Far from the Bohemian vision of a starving artist working alone in an unheated garret, leading contemporary artists (like Koons, Murakami, Zhang Yuan or Olafur Eliasson) often work out of factory-like studios and employ large numbers of assistants. Large-scale manufacture, extreme technical proficiency and a businesslike approach to image-making have all contributed defining aspects to a postmodern aesthetic. Strangely, the movement’s early concerns with social and environmental issues, including overconsumption, seem to have been sidelined.
bernardo rivavelarde, homodigitalis (the body), 2003. model: nacho duarte
Like most other late-capitalist enterprises, much postmodern art production is not sustainable in the long term. In opposition to the postmodern trend toward large, glossy and expensive production, many emerging and established artists are working with found and salvaged materials, discarded objects and even detritus in what could be seen as a “shabby” or “garbage” aesthetic. Although hardly a new strategy – much of what defines the new aesthetic has been developing for years – it draws attention to everyday waste and overconsumption.
British artist John Isaacs employs not scrap lumber or old paint cans, but wax and epoxy resin to create highly realistic sculptures. Often grisly and unsettling, they reflect the profound anxieties of our age. In another approach, artists are embracing a modest scale and old-fashioned media, such as drawing, painting, collage and fiber. Their humble, handmade creations suggest the emergence of a “kitchen table” sensibility. Raymond Pettibon, for example, is acclaimed for his cartoon-like ink drawings on paper, which are filled with social and political observations and quotes from literature and popular culture.
Ghada Amer represents a neo-feminist sensibility. Her work, which often consists of embroidered paintings, sculptures and installations, addresses the condition of women, including their sexuality and desire. Her canvases, their images and text embroidered in colored threads, also reveal the kind of gestural, abstract-expressionist painting that postmodernists long ago abandoned. This suggests that the individual “mark” is also part of the new aesthetic.

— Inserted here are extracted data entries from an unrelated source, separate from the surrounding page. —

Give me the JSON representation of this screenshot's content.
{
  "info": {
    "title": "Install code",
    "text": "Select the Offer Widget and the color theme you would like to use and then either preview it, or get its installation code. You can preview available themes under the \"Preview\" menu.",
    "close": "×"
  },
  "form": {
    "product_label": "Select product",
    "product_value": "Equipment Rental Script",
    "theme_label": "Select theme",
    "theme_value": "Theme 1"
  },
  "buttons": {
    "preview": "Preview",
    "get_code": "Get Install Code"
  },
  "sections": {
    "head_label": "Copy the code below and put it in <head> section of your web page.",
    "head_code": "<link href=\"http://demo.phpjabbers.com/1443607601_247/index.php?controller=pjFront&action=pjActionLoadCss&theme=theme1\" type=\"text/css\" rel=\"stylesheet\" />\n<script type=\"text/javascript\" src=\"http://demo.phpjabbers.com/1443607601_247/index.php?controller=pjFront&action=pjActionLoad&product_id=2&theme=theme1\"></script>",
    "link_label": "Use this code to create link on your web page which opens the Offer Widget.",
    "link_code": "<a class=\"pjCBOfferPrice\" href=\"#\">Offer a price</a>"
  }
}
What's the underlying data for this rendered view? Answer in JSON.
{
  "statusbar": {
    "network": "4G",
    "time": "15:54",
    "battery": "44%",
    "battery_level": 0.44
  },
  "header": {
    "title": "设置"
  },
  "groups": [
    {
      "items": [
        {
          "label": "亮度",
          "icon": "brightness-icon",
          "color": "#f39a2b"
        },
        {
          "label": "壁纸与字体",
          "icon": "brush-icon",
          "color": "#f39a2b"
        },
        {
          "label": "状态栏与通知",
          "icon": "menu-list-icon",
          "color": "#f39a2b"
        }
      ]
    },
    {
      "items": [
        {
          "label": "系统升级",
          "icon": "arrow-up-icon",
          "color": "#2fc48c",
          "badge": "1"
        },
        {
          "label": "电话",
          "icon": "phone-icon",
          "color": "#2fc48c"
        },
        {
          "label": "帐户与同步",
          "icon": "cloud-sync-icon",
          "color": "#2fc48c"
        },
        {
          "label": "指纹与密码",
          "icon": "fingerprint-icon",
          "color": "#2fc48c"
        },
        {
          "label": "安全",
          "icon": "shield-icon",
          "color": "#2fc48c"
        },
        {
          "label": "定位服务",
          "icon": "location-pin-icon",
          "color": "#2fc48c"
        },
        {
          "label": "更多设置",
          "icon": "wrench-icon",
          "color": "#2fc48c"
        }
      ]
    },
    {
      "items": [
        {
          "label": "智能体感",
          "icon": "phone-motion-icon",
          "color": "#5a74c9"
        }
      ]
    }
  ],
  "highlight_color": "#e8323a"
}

john isaacs, everyone's talking about jesus, 2005 - courtesy: aeroplastics contemporary, brussels
Rirkrit Tiravanija attempts to change the emphasis in art from the making of objects and their viewing within an institution to socializing and the sharing of experiences. These experiences often revolve around food, which the artist prepares and serves to his audiences – who are also participants in the creation of his art.
Although representative of an emerging aesthetic, these artists are already well known. Working outside the purview of curators and collectors, however, are legions of street artists whose impact is only now being felt. These are the artists whose political, social and environmental beliefs are temporarily communicated in alleys, vacant lots and abandoned telephone booths – through graffiti murals, urban “interventions,” posters, stickers ... and drawings dropped into the gutter. Again their strategies aren’t new, but they’ve taken on a new urgency in light of today’s economic and environmental crises.
The art market has been as voracious and as flawed as any other aspect of post-industrial capitalism and has co-opted even the most conceptual and anti-commercial works and movements. It’s obvious, for example, that Banksy’s street art loses its impact and credibility when displayed in an art gallery. If the new aesthetic is worth its apocalyptic salt, it will resist. It will.